Booster la compétivité des entreprises

Le premier ministre français préfère donc tout miser sur la poursuite des « réformes de structures » engagées par l'Etat, seule réponse selon lui à l'aggravation de la crise. Il a notamment demandé à la ministre de l'Economie, Christine Lagarde, d'"accélérer l'adoption des décrets d'application de la loi de modernisation de l'économie" du 4 août afin que le soutien aux entreprises se fasse « sans délai ». Le chef de l'Etat va également demander à Oséo et à la Caisse des dépôts et consignations de faire des efforts pour garantir aux entreprises l'accès au crédit bancaire.

Enfin, François Fillon a confirmé les principaux chantiers de la rentrée en matière de pouvoir d'achat comme la « prime à la cuve remaniée» et la "contribution transport", une aide financière aux déplacements domicile-travail des salariés dont les modalités seront dévoilées mi-septembre.

Trouver une "solution européenne"

Par ailleurs, pour tous les pays, comme la France, limités dans leur marges de manoeuvres, le Premier ministre en a appelé hier à une meilleure « coordination des politiques économiques européennes » pour répondre à la crise, thème qu'il a déjà évoqué vendredi dernier avec Jean-Claude Junker, le président de l'Eurogroupe.
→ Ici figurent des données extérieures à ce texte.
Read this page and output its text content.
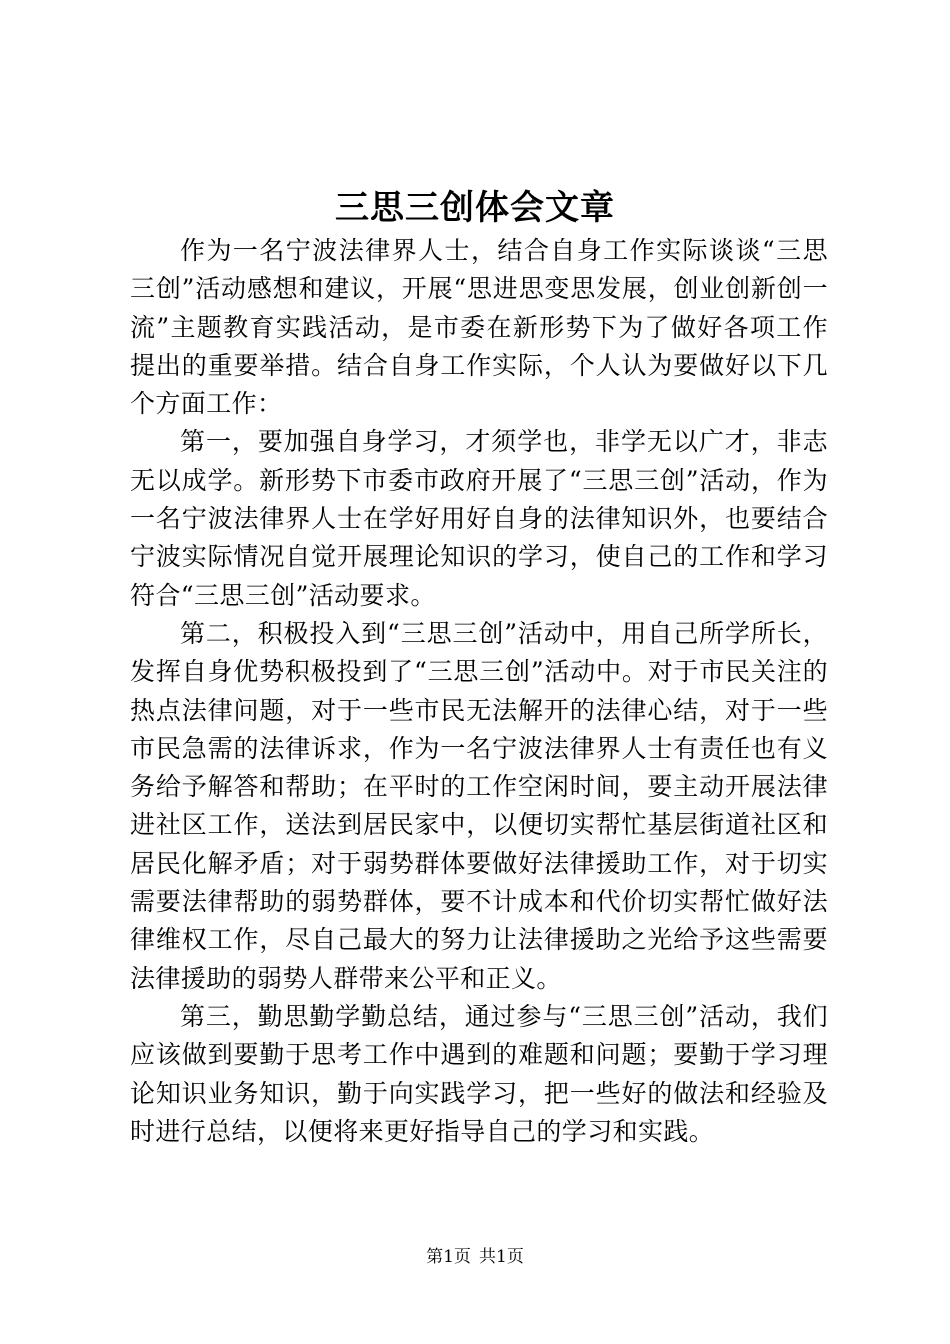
三思三创体会文章

作为一名宁波法律界人士，结合自身工作实际谈谈“三思三创”活动感想和建议，开展“思进思变思发展，创业创新创一流”主题教育实践活动，是市委在新形势下为了做好各项工作提出的重要举措。结合自身工作实际，个人认为要做好以下几个方面工作：

第一，要加强自身学习，才须学也，非学无以广才，非志无以成学。新形势下市委市政府开展了“三思三创”活动，作为一名宁波法律界人士在学好用好自身的法律知识外，也要结合宁波实际情况自觉开展理论知识的学习，使自己的工作和学习符合“三思三创”活动要求。

第二，积极投入到“三思三创”活动中，用自己所学所长，发挥自身优势积极投到了“三思三创”活动中。对于市民关注的热点法律问题，对于一些市民无法解开的法律心结，对于一些市民急需的法律诉求，作为一名宁波法律界人士有责任也有义务给予解答和帮助；在平时的工作空闲时间，要主动开展法律进社区工作，送法到居民家中，以便切实帮忙基层街道社区和居民化解矛盾；对于弱势群体要做好法律援助工作，对于切实需要法律帮助的弱势群体，要不计成本和代价切实帮忙做好法律维权工作，尽自己最大的努力让法律援助之光给予这些需要法律援助的弱势人群带来公平和正义。

第三，勤思勤学勤总结，通过参与“三思三创”活动，我们应该做到要勤于思考工作中遇到的难题和问题；要勤于学习理论知识业务知识，勤于向实践学习，把一些好的做法和经验及时进行总结，以便将来更好指导自己的学习和实践。

第1页 共1页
Un débat que François Fillon sollicitera lors de la prochaine réunion des ministres des Finances de l'Union, les 12 et 13 septembre prochain à Nice.

Carmela Riposa

L'imposition forfaitaire, supprimée dans la loi de finances 2009

L'impôt considéré comme le plus injuste disparaîtra progressivement dès 2009. Annoncé en décembre dernier par le président Nicolas Sarkozy, la suppression de l'imposition forfaitaire annuelle (IFA), sera inscrite dans le projet de loi de finances de 2009, a indiqué lundi 18 août, le ministre du Budget, Eric Woerth, en marge de la conférence de presse de Matignon.
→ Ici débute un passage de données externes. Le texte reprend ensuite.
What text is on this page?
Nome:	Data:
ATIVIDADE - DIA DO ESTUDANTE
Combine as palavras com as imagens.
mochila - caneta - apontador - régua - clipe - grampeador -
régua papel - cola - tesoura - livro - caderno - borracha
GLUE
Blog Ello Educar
L'IFA, qui varie en fonction du chiffre d'affaires des entreprises, rapporte chaque année à l'Etat environ 1,6 milliard d'euros, selon le ministère du Budget. Son montant varie de 1 300 euros pour les entreprises dont le chiffre d'affaires est compris entre 400.000 et 750.000 euros, à 110 000 euros pour celles dont le chiffre d'affaires est supérieur à 500 millions d'euros.

Au total, le tiers des entreprises françaises sont concernées, soit toutes les sociétés assujetties à l'impôt sur les sociétés (IS), et dont le chiffre d'affaires atteint 400 000 euros minimum. Mais, à l'inverse de l'IS, il doit être payé même en cas de pertes, d'où le combat des organisations patronales qui réclamaient sa suppression au cours de ces dernières années.